Here's one way to attack a problem like this:
-Start up ipython.
-Load in the html page of a topic as a string, call it variable 'thread'.
thread = open('thread_html_file.html','r').read()
-Look at the same html file in a syntax highlighted text editor. Also load it in your web browser so you know the type of outputs you should even be expecting to parse out.
-In the html file, try to find a deliminator that sits at the start or end of every post. Here's one: <div class="body"
-Try it out and split using that deliminator:
posts = thread.split('<div class="body"')
look at entry 0:
posts[0]
entry 1:
posts[1]
the last entry:
posts[-1]
and so on.
Notice that the zeroth (first) element is still trash but the rest seem pretty good. That is, they contain one and only post per entry. Okay, we discard the zeroth element:
posts = thread.split('<div class="body"')[1:]
Notice the new zeroth element which contain's the OP's text starts differently than the remaining. You may have to parse it slightly differently. No big deal. Let's focus on everything except the zeroth. Look at them and notice they all start the same: ' id="reply_box_XXXXXX">'. Ex:
posts[2]:
' id="reply_box_722533">WHAT TYPE? Like a benadryl?<ul class="menu"></ul></div><h3 class="c" name="reply_722536" id="reply_722536"><strong>Falco</strong> !a7Q.SWNEJw (OP) replied with this <strong><span class="help" title="2016-09-28 08:33:21 UTC — Wednesday the 28th of September 2016, 8:33 AM">6.9 years ago</span></strong>, 16 minutes later, 33 minutes after the original post<span class="reply_id unimportant"><a href="#top">[^]</a> <a href="#bottom">[v]</a> <a href="#reply_722536">#722,536</a></span></h3> '
If you needed to know the reply ID of the post, that's where you'd get it (722533, above).

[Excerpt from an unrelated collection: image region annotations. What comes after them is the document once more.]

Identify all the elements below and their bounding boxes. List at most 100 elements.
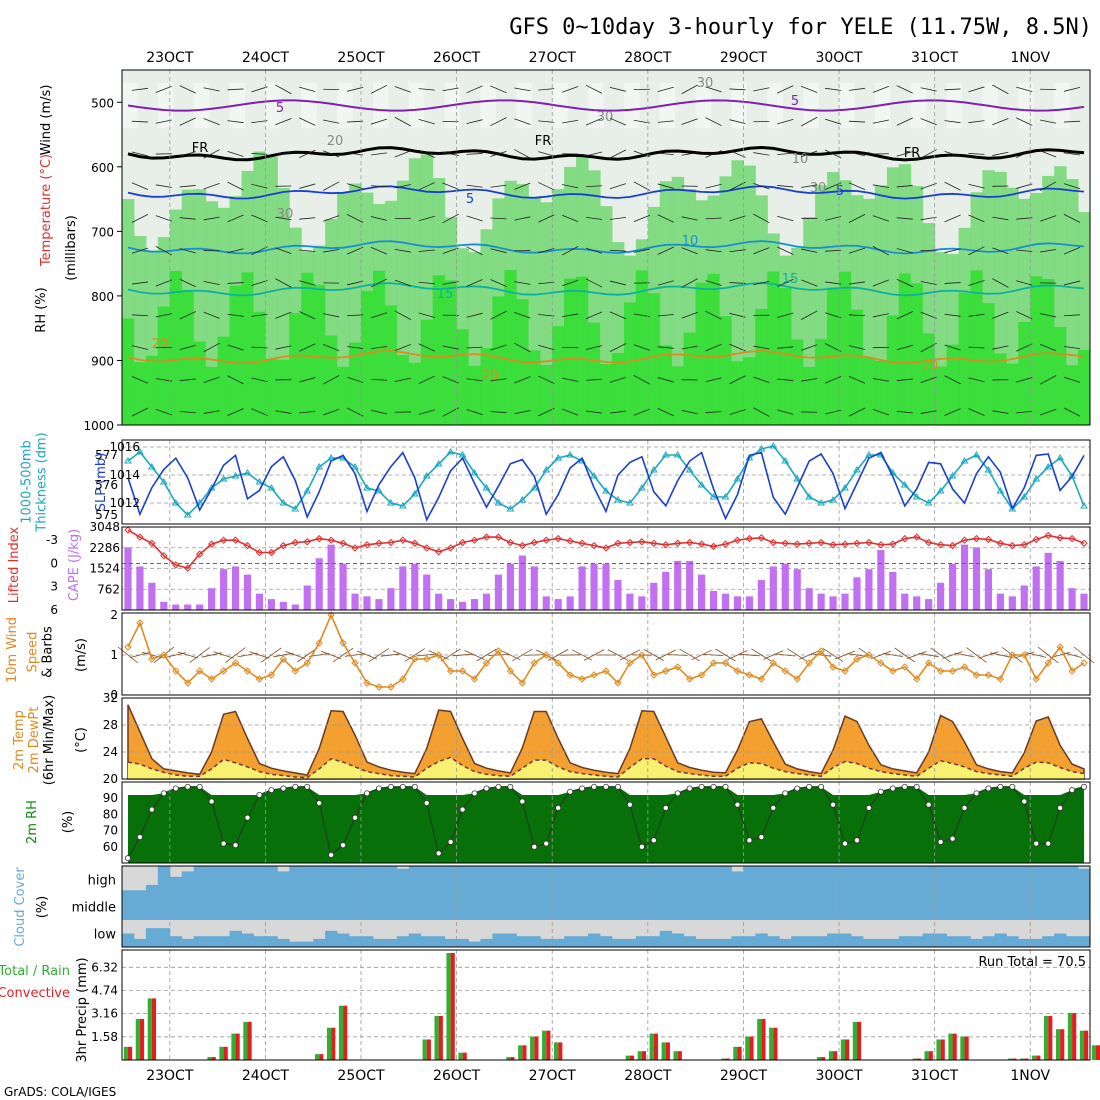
wind-barb [227, 181, 244, 191]
cloud-bar-middle [229, 893, 242, 920]
rh2m-point [459, 806, 466, 813]
wind-barb [848, 151, 866, 157]
wind-barb [848, 120, 865, 123]
cloud-layer-label: middle [72, 901, 116, 916]
cape-panel-frame [121, 526, 1091, 611]
cloud-bar-high [468, 866, 481, 893]
cloud-bar-high [827, 866, 840, 893]
precip-convective-bar [629, 1055, 635, 1060]
precip-total-bar [315, 1054, 320, 1060]
thickness-point [637, 484, 646, 491]
wind-barb [538, 281, 555, 285]
lifted-index-point [434, 548, 443, 556]
lifted-index-point [1044, 531, 1052, 540]
wind-barb [131, 151, 149, 157]
surface-wind-barb [894, 647, 915, 663]
surface-wind-barb [225, 647, 246, 663]
wind-barb [609, 343, 627, 352]
footer-credit: GrADS: COLA/IGES [4, 1085, 116, 1099]
cape-bar [698, 574, 706, 610]
lifted-index-point [841, 540, 849, 548]
lifted-index-point [554, 534, 562, 543]
cloud-bar-low [719, 938, 732, 947]
cloud-bar-low [683, 936, 697, 947]
cloud-bar-middle [719, 893, 732, 920]
thickness-point [781, 457, 790, 464]
wind-speed-point [614, 679, 622, 687]
wind-barb [705, 280, 722, 286]
cloud-bar-low [850, 936, 864, 947]
rh2m-point [495, 783, 502, 790]
thickness-point [1020, 493, 1029, 500]
thickness-point [136, 448, 144, 455]
wind-barb [777, 246, 794, 255]
wind-barb [203, 311, 220, 319]
cloud-bar-high [337, 866, 350, 893]
lifted-index-point [781, 539, 789, 547]
cape-bar [578, 566, 586, 610]
rh2m-point [328, 851, 335, 858]
cloud-bar-low [145, 928, 159, 947]
wind-barb [538, 88, 555, 91]
wind-barb [251, 120, 268, 124]
surface-wind-barb [1061, 652, 1083, 658]
wind-barb [179, 410, 196, 414]
cloud-bar-high [1018, 866, 1031, 893]
wind-barb [179, 278, 196, 288]
rh-core [301, 272, 314, 425]
cloud-bar-middle [265, 893, 278, 920]
cloud-bar-low [934, 933, 947, 947]
thickness-point [841, 484, 849, 491]
rh-core [695, 282, 709, 425]
axis-title-line: (%) [61, 811, 76, 834]
cloud-bar-low [695, 938, 708, 947]
surface-wind-barb [691, 649, 712, 661]
thickness-point [709, 493, 718, 500]
lifted-index-point [399, 536, 407, 544]
lifted-tick-label: -3 [46, 533, 58, 547]
wind-speed-point [817, 647, 825, 655]
lifted-index-point [207, 540, 216, 548]
thickness-point [518, 496, 527, 503]
thickness-point [1008, 505, 1017, 512]
precip-convective-bar [1012, 1058, 1017, 1060]
wind-barb [466, 378, 483, 382]
wind-barb [227, 375, 244, 385]
rh2m-point [949, 835, 956, 842]
wind-speed-point [124, 643, 132, 651]
rh-core [528, 350, 541, 425]
panel-axis-title: Temperature (°C) [39, 154, 54, 267]
cloud-bar-low [468, 941, 481, 947]
contour-label: 5 [791, 94, 799, 109]
rh2m-point [913, 783, 920, 790]
precip-convective-bar [343, 1005, 348, 1060]
lifted-index-point [960, 536, 969, 544]
precip-convective-bar [856, 1021, 862, 1060]
wind-barb [1039, 375, 1057, 385]
wind-barb [944, 282, 961, 284]
thickness-point [745, 454, 754, 461]
rh2m-point [208, 798, 215, 805]
thickness-point [482, 484, 491, 491]
wind-barb [992, 118, 1009, 126]
rh2m-point [268, 787, 275, 794]
lifted-index-point [924, 538, 933, 547]
rh-core [994, 353, 1007, 425]
panel-axis-title: CAPE (J/kg) [67, 529, 82, 601]
wind-speed-point [877, 659, 885, 667]
cloud-bar-low [731, 936, 744, 947]
contour-label: 30 [597, 110, 614, 125]
wind-barb [801, 344, 818, 351]
wind-barb [896, 311, 913, 320]
wind-barb [394, 150, 411, 158]
rh2m-point [853, 837, 860, 844]
panel-axis-title: 1000-500mb Thickness (dm) [20, 432, 50, 532]
wind-barb [299, 280, 316, 286]
surface-wind-barb [356, 650, 378, 660]
wind-barb [490, 248, 507, 254]
wind-barb [1064, 152, 1081, 156]
cloud-bar-high [420, 866, 434, 893]
cloud-bar-middle [349, 893, 362, 920]
thickness-point [267, 484, 276, 491]
surface-wind-barb [1026, 652, 1047, 658]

But, regardless, you can crop that stuff out by finding the end of that block, the first occurrence of '">' and taking everything after it:
post = posts[2]
start_delim_loc = post.find('">')
assert start_delim_loc != -1
post = post[start_delim_loc+2:]
Now, do the same thing to find the end of the post. You'll notice that you can use '<ul class="menu">' as a reliable end deliminator. So we just cut off the end like this:
which matches what you'd expect if you looked at the thread I randomly selected for this example (http://minichan.net/topic/55881)

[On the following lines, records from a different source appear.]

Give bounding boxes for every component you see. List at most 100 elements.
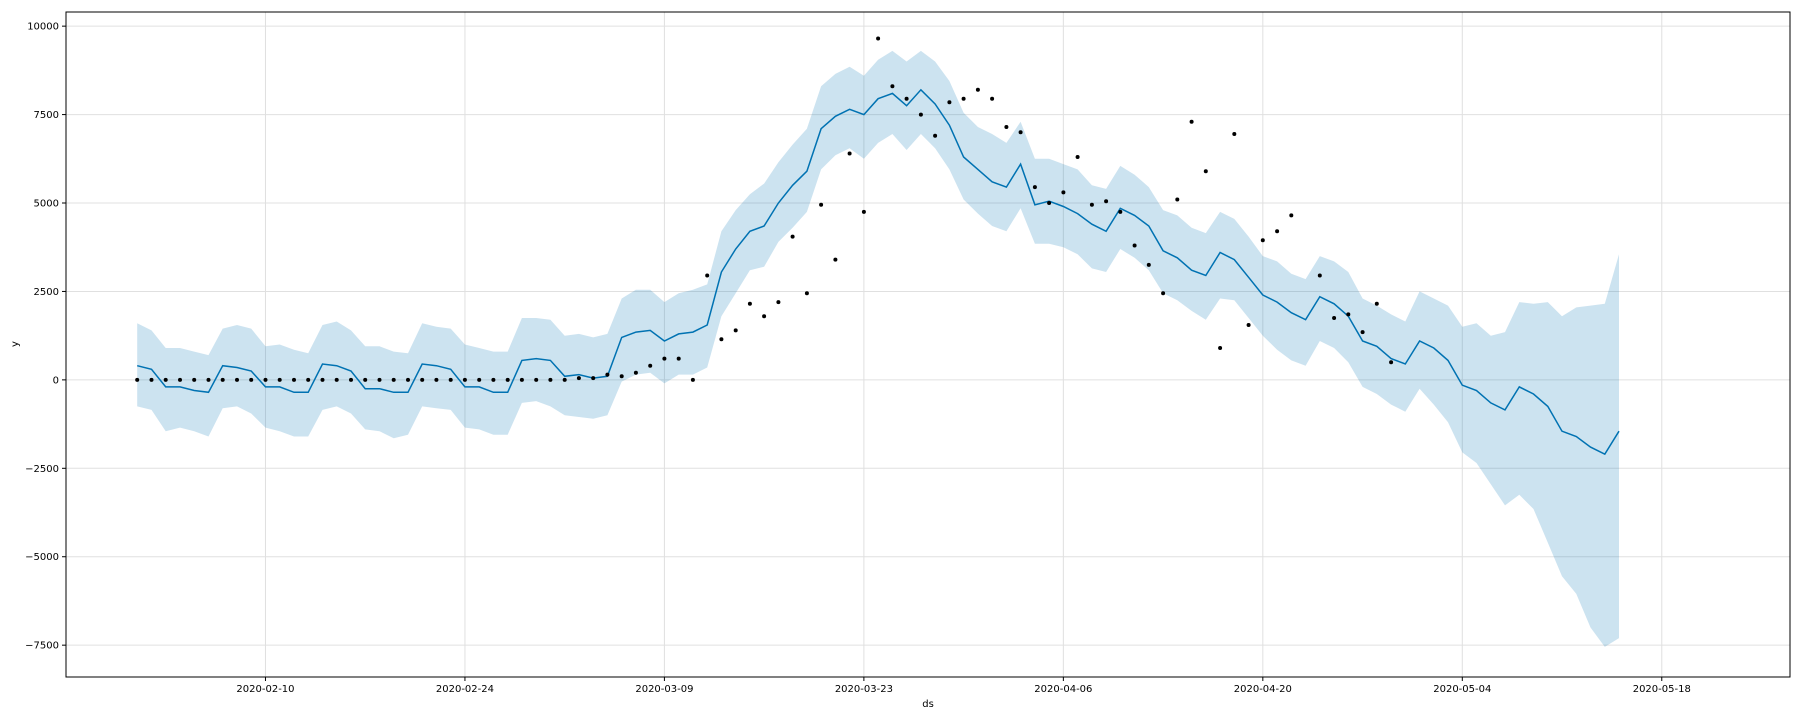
x-tick-label: 2020-05-04 <box>1433 684 1491 695</box>
y-tick-label: −5000 <box>25 552 59 563</box>
observed-point <box>391 377 396 382</box>
observed-point <box>947 100 952 105</box>
x-tick-label: 2020-02-10 <box>236 684 294 695</box>
observed-point <box>178 377 182 382</box>
x-tick-label: 2020-04-06 <box>1034 684 1092 695</box>
observed-point <box>790 234 795 239</box>
observed-point <box>933 133 938 138</box>
observed-point <box>206 377 211 382</box>
observed-point <box>719 337 724 342</box>
observed-point <box>633 370 638 375</box>
y-tick-label: −2500 <box>25 464 59 475</box>
observed-points <box>135 36 1394 382</box>
observed-point <box>861 209 866 214</box>
observed-point <box>562 377 567 382</box>
observed-point <box>519 377 524 382</box>
y-tick-label: 7500 <box>34 110 59 121</box>
x-tick-label: 2020-05-18 <box>1633 684 1691 695</box>
observed-point <box>1389 360 1394 365</box>
observed-point <box>548 377 553 382</box>
x-axis-label: ds <box>922 699 934 710</box>
observed-point <box>1161 291 1166 296</box>
observed-point <box>306 377 311 382</box>
observed-point <box>1047 201 1052 205</box>
observed-point <box>1146 262 1151 267</box>
observed-point <box>747 301 752 306</box>
observed-point <box>292 377 296 382</box>
observed-point <box>135 377 140 382</box>
y-tick-label: 5000 <box>34 199 59 210</box>
observed-point <box>648 363 653 368</box>
observed-point <box>676 356 681 361</box>
plot-background <box>66 12 1790 677</box>
observed-point <box>434 377 439 382</box>
observed-point <box>576 376 581 381</box>
observed-point <box>890 84 895 89</box>
observed-point <box>1075 155 1080 159</box>
observed-point <box>1232 132 1237 136</box>
y-tick-label: 10000 <box>27 22 59 33</box>
observed-point <box>833 257 838 262</box>
observed-point <box>263 377 268 382</box>
observed-point <box>448 377 453 382</box>
observed-point <box>961 96 966 101</box>
observed-point <box>1332 316 1337 320</box>
observed-point <box>804 291 809 296</box>
x-tick-label: 2020-03-23 <box>835 684 893 695</box>
observed-point <box>1061 190 1066 195</box>
observed-point <box>462 377 467 382</box>
x-tick-label: 2020-04-20 <box>1234 684 1292 695</box>
observed-point <box>1289 213 1294 218</box>
observed-point <box>406 377 410 382</box>
observed-point <box>534 377 539 382</box>
observed-point <box>1032 185 1037 190</box>
observed-point <box>249 377 254 382</box>
y-tick-label: −7500 <box>25 641 59 652</box>
observed-point <box>1018 130 1023 135</box>
observed-point <box>762 314 767 319</box>
observed-point <box>591 376 596 381</box>
observed-point <box>1317 273 1322 278</box>
observed-point <box>619 374 624 379</box>
uncertainty-interval-band <box>137 50 1620 647</box>
forecast-line <box>137 88 1620 456</box>
observed-point <box>491 377 496 382</box>
observed-point <box>1218 346 1223 350</box>
observed-point <box>990 96 995 101</box>
observed-point <box>705 273 710 278</box>
y-axis-ticks: −7500 −5000 −2500 0 2500 5000 7500 10000 <box>25 22 66 652</box>
observed-point <box>690 377 695 382</box>
observed-point <box>1118 209 1123 214</box>
observed-point <box>876 36 881 41</box>
observed-point <box>1346 312 1351 317</box>
grid-lines <box>66 12 1790 677</box>
observed-point <box>277 377 282 382</box>
observed-point <box>505 377 510 382</box>
observed-point <box>1275 229 1280 234</box>
observed-point <box>662 356 667 361</box>
observed-point <box>192 377 197 382</box>
plot-frame <box>65 11 1791 678</box>
observed-point <box>1132 243 1137 248</box>
observed-point <box>420 377 425 382</box>
observed-point <box>776 300 781 305</box>
observed-point <box>220 377 225 382</box>
x-tick-label: 2020-02-24 <box>436 684 494 695</box>
observed-point <box>1004 125 1009 129</box>
observed-point <box>605 372 610 377</box>
observed-point <box>1089 202 1094 207</box>
observed-point <box>363 377 368 382</box>
observed-point <box>149 377 154 382</box>
y-tick-label: 2500 <box>34 287 59 298</box>
observed-point <box>163 377 168 382</box>
observed-point <box>1203 169 1208 174</box>
observed-point <box>235 377 239 382</box>
observed-point <box>1360 330 1365 335</box>
observed-point <box>819 202 824 207</box>
observed-point <box>1104 199 1109 204</box>
observed-point <box>733 328 738 333</box>
y-tick-label: 0 <box>53 375 59 386</box>
observed-point <box>1189 119 1194 124</box>
observed-point <box>1260 238 1265 243</box>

Now you just put code like the above in a for loop over our original list `posts` and you're on your way. There will still be html tags within the posts, but just use your head and do things step wise like this and you can reverse literally all the formatting back to the original. Here are some easy ones:
post = post.replace('<s>', '[s]')
post = post.replace('</s>', '[/s]')
post = post.replace('<strong>', '[b]')
post = post.replace('</strong>', '[/b]')
post = post.replace('<u>', '[u]')
post = post.replace('</u>', '[/u]')
post = post.replace('<em>', '[i]')
post = post.replace('</em>', '[/i]')
post = post.replace('>', '>')
post = post.replace('<', '<')
post = post.replace('&', '&')
Citations are a little more tricky, but not that tricky.
The names of posters can be parsed also separately using their own start and end deliminators into a separate list, then you can run an `assert` statement to make sure you found the same number of names as you did posts in the topic.
Print out the output of the parsing to the screen. Make sure it looks sane. Run the code on multiple example threads and add new replacements and rules as you go. Eventually you'll hit everything and can then run the code en masse.
There's about a million different ways to do parsing like this. Some more verbose, some less, such as with regexp everywhere. For me, the above strikes a good middle ground and I find it makes the code more readable than heavy use of regular expressions, which I always find unreadable and ironically more time consuming than writing the code out a little more step-wise, like I did above.